The challenge for those who favor an extended time-out for new uranium mining pending more research is how to respond if the moratorium is lifted. Lawsuits can no doubt be filed to force the filing a new EIS to justify mining resumption. But our sense is that opponents ought to pick their spots and negotiate for highly restricted and monitored mine sites in exchange for areas of permanent withdrawal. After five years of research since the 2012 moratorium, scientists likely have at least a preliminary reading on the riskiest as well as the least risky locations. Better to lock those in subject to ongoing and better-funded research than risk a blanket resumption of mining over 1 million acres by walking away from the bargaining table.


But why participate in mining at all, given the toxic legacy of Cold War-era uranium mining on the Rez and elsewhere? For starters, there’s already a grandfathered uranium mine south of Tusayan set to reopen by next year, regardless of the moratorium. Use it as a guinea pig for not only enhanced, 24-7 monitoring but mandatory shutdowns and immediate remediation when water gets in. And in the Legislature, Democrats should introduce bills with much tougher bonding and penalties for existing and new mines based on past violations, then force Republicans to vote against safer uranium mining and run on that record.

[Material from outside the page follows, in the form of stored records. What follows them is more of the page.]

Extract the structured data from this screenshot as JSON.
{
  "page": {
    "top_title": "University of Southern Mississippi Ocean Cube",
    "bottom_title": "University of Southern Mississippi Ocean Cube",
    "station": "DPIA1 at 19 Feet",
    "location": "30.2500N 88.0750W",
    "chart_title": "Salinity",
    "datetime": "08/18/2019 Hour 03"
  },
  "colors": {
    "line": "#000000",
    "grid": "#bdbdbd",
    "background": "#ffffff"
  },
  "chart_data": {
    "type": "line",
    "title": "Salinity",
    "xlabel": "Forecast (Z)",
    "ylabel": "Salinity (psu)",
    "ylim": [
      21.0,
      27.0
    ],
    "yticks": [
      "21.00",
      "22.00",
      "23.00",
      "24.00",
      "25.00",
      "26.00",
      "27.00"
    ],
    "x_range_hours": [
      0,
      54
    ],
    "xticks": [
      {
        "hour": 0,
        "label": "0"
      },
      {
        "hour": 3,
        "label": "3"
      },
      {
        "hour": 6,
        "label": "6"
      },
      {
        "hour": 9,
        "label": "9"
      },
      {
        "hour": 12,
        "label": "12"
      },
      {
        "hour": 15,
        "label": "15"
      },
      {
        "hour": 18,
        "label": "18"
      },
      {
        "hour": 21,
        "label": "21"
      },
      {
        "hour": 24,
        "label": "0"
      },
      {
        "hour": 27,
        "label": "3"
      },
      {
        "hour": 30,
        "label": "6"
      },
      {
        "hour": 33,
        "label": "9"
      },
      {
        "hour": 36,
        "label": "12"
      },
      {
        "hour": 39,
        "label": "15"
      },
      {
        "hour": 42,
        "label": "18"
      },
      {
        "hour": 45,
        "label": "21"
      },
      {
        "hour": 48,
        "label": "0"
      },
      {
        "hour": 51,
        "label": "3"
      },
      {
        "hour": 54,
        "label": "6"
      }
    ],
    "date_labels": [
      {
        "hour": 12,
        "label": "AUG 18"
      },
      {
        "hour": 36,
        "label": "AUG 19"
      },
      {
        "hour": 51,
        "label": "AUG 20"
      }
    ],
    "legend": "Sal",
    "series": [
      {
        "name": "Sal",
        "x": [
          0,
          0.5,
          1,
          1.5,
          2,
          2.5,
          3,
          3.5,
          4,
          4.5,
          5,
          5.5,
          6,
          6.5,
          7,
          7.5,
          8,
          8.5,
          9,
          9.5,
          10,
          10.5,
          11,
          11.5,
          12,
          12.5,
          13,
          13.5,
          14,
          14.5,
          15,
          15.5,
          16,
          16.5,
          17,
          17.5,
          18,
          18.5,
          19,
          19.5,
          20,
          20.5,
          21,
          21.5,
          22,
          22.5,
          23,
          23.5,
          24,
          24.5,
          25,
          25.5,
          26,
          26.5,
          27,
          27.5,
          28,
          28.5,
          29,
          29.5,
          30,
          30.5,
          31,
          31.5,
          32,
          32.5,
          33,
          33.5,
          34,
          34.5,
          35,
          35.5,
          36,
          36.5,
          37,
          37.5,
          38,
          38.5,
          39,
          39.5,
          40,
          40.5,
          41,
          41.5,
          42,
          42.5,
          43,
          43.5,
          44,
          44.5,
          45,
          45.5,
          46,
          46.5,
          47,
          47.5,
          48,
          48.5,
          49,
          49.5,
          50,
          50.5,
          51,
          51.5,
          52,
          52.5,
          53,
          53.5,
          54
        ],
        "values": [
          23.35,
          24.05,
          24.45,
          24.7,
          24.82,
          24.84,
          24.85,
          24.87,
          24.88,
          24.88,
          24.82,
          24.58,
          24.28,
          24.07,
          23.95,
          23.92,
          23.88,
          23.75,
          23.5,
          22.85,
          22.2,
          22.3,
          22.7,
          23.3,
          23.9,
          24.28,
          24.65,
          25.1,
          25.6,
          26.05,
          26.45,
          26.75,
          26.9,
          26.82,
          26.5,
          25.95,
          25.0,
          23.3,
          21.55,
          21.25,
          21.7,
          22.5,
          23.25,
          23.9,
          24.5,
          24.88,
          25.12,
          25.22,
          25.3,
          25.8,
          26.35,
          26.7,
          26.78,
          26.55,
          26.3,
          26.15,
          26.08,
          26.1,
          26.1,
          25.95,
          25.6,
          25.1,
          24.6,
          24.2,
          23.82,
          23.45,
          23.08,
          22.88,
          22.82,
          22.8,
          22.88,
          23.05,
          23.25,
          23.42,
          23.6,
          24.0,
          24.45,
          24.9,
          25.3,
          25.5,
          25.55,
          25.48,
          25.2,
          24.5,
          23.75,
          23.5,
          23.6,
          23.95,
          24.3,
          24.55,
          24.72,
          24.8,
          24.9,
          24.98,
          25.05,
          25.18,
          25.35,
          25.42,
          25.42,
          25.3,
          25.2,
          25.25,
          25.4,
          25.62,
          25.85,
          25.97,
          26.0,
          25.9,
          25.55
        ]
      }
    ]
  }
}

Another reason to engage is that, as we report today, the open pit and tunnel mining techniques of a half-century ago are long gone. Modern mines sink a shaft down alongside a vertical “pipe” of uranium ore – there’s no injection of water and no direct exposure to air. The ore is hauled up and trucked away to a mill in Utah, not crushed or processed on site that releases toxic dust. It’s not fracking and it’s not leveling mountaintops, nor is there any plausible scenario by which the Colorado River itself would be contaminated – its water volume would dilute any radioactivity below background levels.


Instead, the risks have mainly to do with the pipes of underground ore being loosened by mining, then coming into contact with perched or even deep aquifers. The radioactive particles become soluble and travel potentially into seeps and springs. But at what levels of contamination and for how long it would persist are still subject to more research.

Scientists say they could answer those questions sooner if they had more funding to sink more test shafts and do tracer studies of underground water connections. State regulators don’t have the money to even do regular on-site inspections, much less tests – the Canyon Mine near Tusayan does self-reporting, even of violations. So here’s a thought: If the industry is so confident their mines are low-risk, let them post bonds and pay fees for monitoring and testing sufficient to prove it. Failing that, challenge Gov. Ducey, an opponent of the mining moratorium, to put enough money in the Department of Environment Quality budget to do all of the above. At the most, there are likely to be just a handful of new mines that open on his watch, not enough to break the state piggy bank.

Given the uncertainty of current research on contamination scenarios from modern mining, we’d urge the Trump White House to take a pass on disturbing the moratorium. But his track record says he’ll be doing the opposite, which is why Grand Canyon advocates need to get up to speed on modern breccia pipe mining and come up with counter-proposals that contain the risks in exchange for protecting the most vulnerable seeps and springs. Stonewalling may be emotionally satisfying, but with thousands of claims already staked in the watershed and a mining advocate in the White House, it’s not very practical if minimizing risk is what the moratorium was about in the first place.